Monosakarida segera mereduksi senyawa-senyawa pengoksidasi seperti

fersianida, hydrogen peroksida, atau ion kupri (Cu2+). Pada reaksi seperti ini, gula

dioksidasi pada gugus karbonil, dan senyawa pengoksidasi menjadi tereduksi.

Glukosa dan gula-gula lain yang mampu mereduksi senyawa pengoksidasi disebut

gula pereduksi. Sifat ini berguna dalam analisa gula. Dengan mengukur jumlah

dari senyawa pengoksidasi yang tereduksi oleh suatu larutan gula tertentu. Dapat

dilakukan pendugaan konsentrasi gula. Dengan cara ini, darah dan air seni dapat

dianalisa kandungan gulanya pada diagnosa diabetes mellitus. Penderita penyakit

ini menunjukan tingkat gula darah yang tinggi secara Abnormal, dan pengeluaran

gula pada air seni yang berlebih (Lehninger, 1982).

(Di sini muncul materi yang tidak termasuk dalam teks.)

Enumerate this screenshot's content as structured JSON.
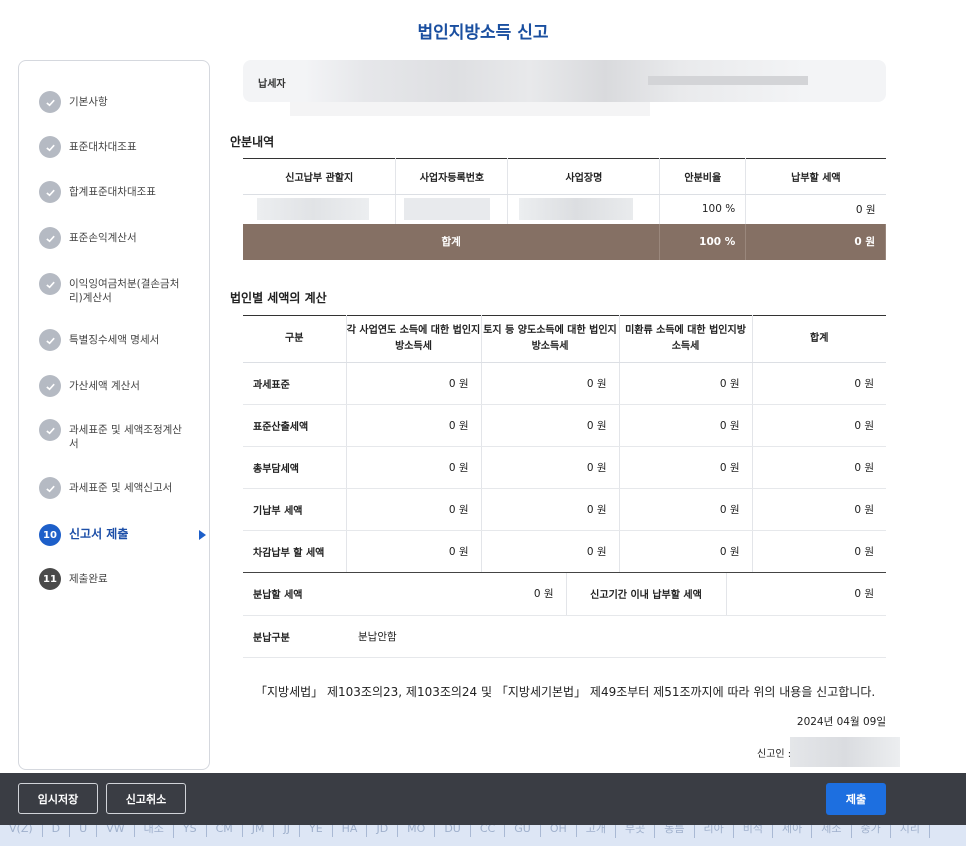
{
  "page_title": "법인지방소득 신고",
  "steps": [
    {
      "num": "",
      "label": "기본사항",
      "state": "done"
    },
    {
      "num": "",
      "label": "표준대차대조표",
      "state": "done"
    },
    {
      "num": "",
      "label": "합계표준대차대조표",
      "state": "done"
    },
    {
      "num": "",
      "label": "표준손익계산서",
      "state": "done"
    },
    {
      "num": "",
      "label": "이익잉여금처분(결손금처리)계산서",
      "state": "done"
    },
    {
      "num": "",
      "label": "특별징수세액 명세서",
      "state": "done"
    },
    {
      "num": "",
      "label": "가산세액 계산서",
      "state": "done"
    },
    {
      "num": "",
      "label": "과세표준 및 세액조정계산서",
      "state": "done"
    },
    {
      "num": "",
      "label": "과세표준 및 세액신고서",
      "state": "done"
    },
    {
      "num": "10",
      "label": "신고서 제출",
      "state": "current"
    },
    {
      "num": "11",
      "label": "제출완료",
      "state": "todo"
    }
  ],
  "taxpayer": {
    "label": "납세자"
  },
  "allocation": {
    "title": "안분내역",
    "headers": [
      "신고납부 관할지",
      "사업자등록번호",
      "사업장명",
      "안분비율",
      "납부할 세액"
    ],
    "row": {
      "ratio": "100 %",
      "tax": "0 원"
    },
    "total": {
      "label": "합계",
      "ratio": "100 %",
      "tax": "0 원"
    }
  },
  "calc": {
    "title": "법인별 세액의 계산",
    "headers": [
      "구분",
      "각 사업연도 소득에 대한 법인지방소득세",
      "토지 등 양도소득에 대한 법인지방소득세",
      "미환류 소득에 대한 법인지방 소득세",
      "합계"
    ],
    "rows": [
      {
        "label": "과세표준",
        "v1": "0 원",
        "v2": "0 원",
        "v3": "0 원",
        "v4": "0 원"
      },
      {
        "label": "표준산출세액",
        "v1": "0 원",
        "v2": "0 원",
        "v3": "0 원",
        "v4": "0 원"
      },
      {
        "label": "총부담세액",
        "v1": "0 원",
        "v2": "0 원",
        "v3": "0 원",
        "v4": "0 원"
      },
      {
        "label": "기납부 세액",
        "v1": "0 원",
        "v2": "0 원",
        "v3": "0 원",
        "v4": "0 원"
      },
      {
        "label": "차감납부 할 세액",
        "v1": "0 원",
        "v2": "0 원",
        "v3": "0 원",
        "v4": "0 원"
      }
    ]
  },
  "installment": {
    "label": "분납할 세액",
    "value": "0 원",
    "due_label": "신고기간 이내 납부할 세액",
    "due_value": "0 원",
    "type_label": "분납구분",
    "type_value": "분납안함"
  },
  "law_text": "「지방세법」 제103조의23, 제103조의24 및 「지방세기본법」 제49조부터 제51조까지에 따라 위의 내용을 신고합니다.",
  "date": "2024년 04월 09일",
  "signer_label": "신고인 : ",
  "footer": {
    "temp_save": "임시저장",
    "cancel": "신고취소",
    "submit": "제출"
  },
  "bottom_strip": [
    "V(Z)",
    "D",
    "U",
    "VW",
    "대소",
    "YS",
    "CM",
    "JM",
    "JJ",
    "YE",
    "HA",
    "JD",
    "MO",
    "DU",
    "CC",
    "GU",
    "OH",
    "고개",
    "부곳",
    "동름",
    "리아",
    "비석",
    "세아",
    "제소",
    "중가",
    "지리"
  ],
  "accent_color": "#1d5fc9",
  "total_row_color": "#857064"
}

Penentuan monosakarida yang dihasilkan dapat dilakukan dengan metoda

oksidasi dengan kupri. Metoda ini didasarkan pada peristiwa terduksinya kupri-

oksida menjadi kupro-oksida karena adanya gula reduksi. Reagen yang digunakan

merupakan campuran kupri sulfat, Na-karbonat, dan asam sitrat atau campuran

kupri sulfat dengan K-Na-Tartrat. K-Na-Tartrat berfungsi sebagai pencegah

terjadinya pengendapan kupri oksida yang ada dalam reagen. Pada kedua macam

reagen tersebut yang berfungsi sebagai oksidator adalah kuprooksida dan

mengendap berwarna merah bata. Jumlah endapan kuprooksida ekivalen dengan


banyaknya gula reduksi yang ada. Selain dengan cara tersebut, dapat juga dengan

menentukan kelebihan kuprioksida yang ada dalam larutan sebelum dan sesudah

direaksikan dengan gula reduksi (Sudarmadji, 1996).

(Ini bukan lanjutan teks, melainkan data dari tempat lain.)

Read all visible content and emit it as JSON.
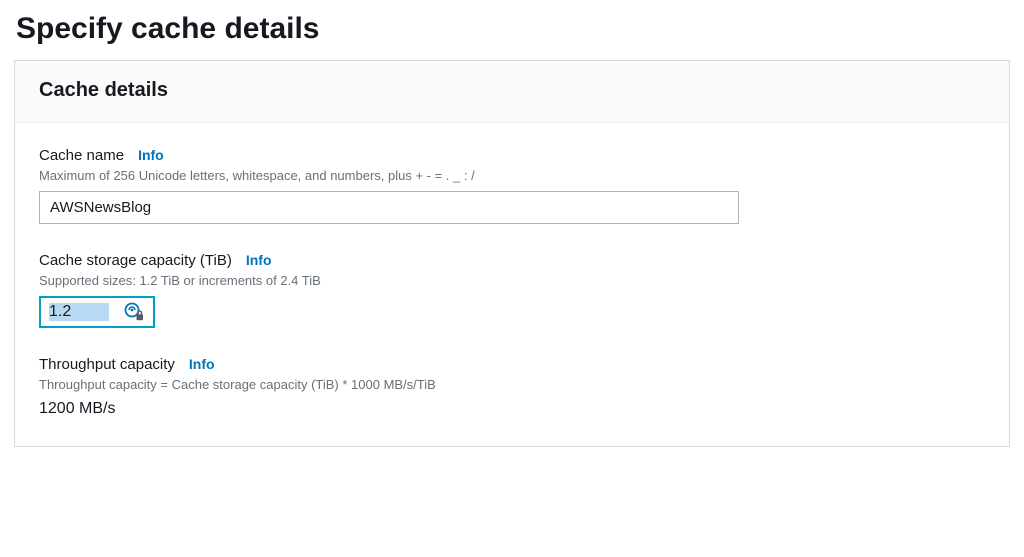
{
  "page": {
    "title": "Specify cache details"
  },
  "panel": {
    "header": "Cache details"
  },
  "cacheName": {
    "label": "Cache name",
    "info": "Info",
    "hint": "Maximum of 256 Unicode letters, whitespace, and numbers, plus + - = . _ : /",
    "value": "AWSNewsBlog"
  },
  "storageCapacity": {
    "label": "Cache storage capacity (TiB)",
    "info": "Info",
    "hint": "Supported sizes: 1.2 TiB or increments of 2.4 TiB",
    "value": "1.2"
  },
  "throughput": {
    "label": "Throughput capacity",
    "info": "Info",
    "hint": "Throughput capacity = Cache storage capacity (TiB) * 1000 MB/s/TiB",
    "value": "1200 MB/s"
  }
}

Berbagai cara analisa dapat dilakukan terhadap karbohidrat untuk

memenuhi berbagai keperluan. Dalam ilmu dan teknologi pangan, analisa

karbohidrat yang biasa dilakukan misalnya penentuan jumlahnya secara

kuantitatif dalam rangka menentukan komposisi suatu bahan makanan, penentuan

sifat fisis atau kimiawinya dalam kaitannya dengan pembentukan kekentalan,

kelekatan, stabilitas larutan, dan tekstur hasil olahannya (Sudarmadji, 1996).

Banyak cara yang dapat digunakan untuk menentukan banyaknya

karbohidrat dalam suatu bahan yaitu antara lain dengan cara kimiawi, cara fisik,

cara enzimatik atau biokimiawi dan cara kromatografi. Penentuan karbohidrat

yang termasuk polisakarida maupun oligosakarida memerlukan perlakuan

pendahuluan yaitu hidrolisa terlebih dahulu sehingga diperoleh monosakarida.

Untuk keperluan ini, maka bahan dihidrolisa dengan asam atau enzim pada suatu

keadaan yang tertentu (Sudarmadji, 1996).

Penentuan gula pereduksi selama ini dilakukan dengan metode

pengukuran konvensional seperti metode osmometri, polarimetri, dan

refraktometri maupun berdasarkan reaksi gugus fungsional dari senyawa sakarida

tersebut (seperti metode Luff-Schrool, Seliwanoff, Nelson-Somogy dan lain-lain).

Hasil analisisnya adalah kadar gula pereduksi total dan tidak dapat menentukan

gula pereduksi secara individual (Ratnayani, dkk., 2008).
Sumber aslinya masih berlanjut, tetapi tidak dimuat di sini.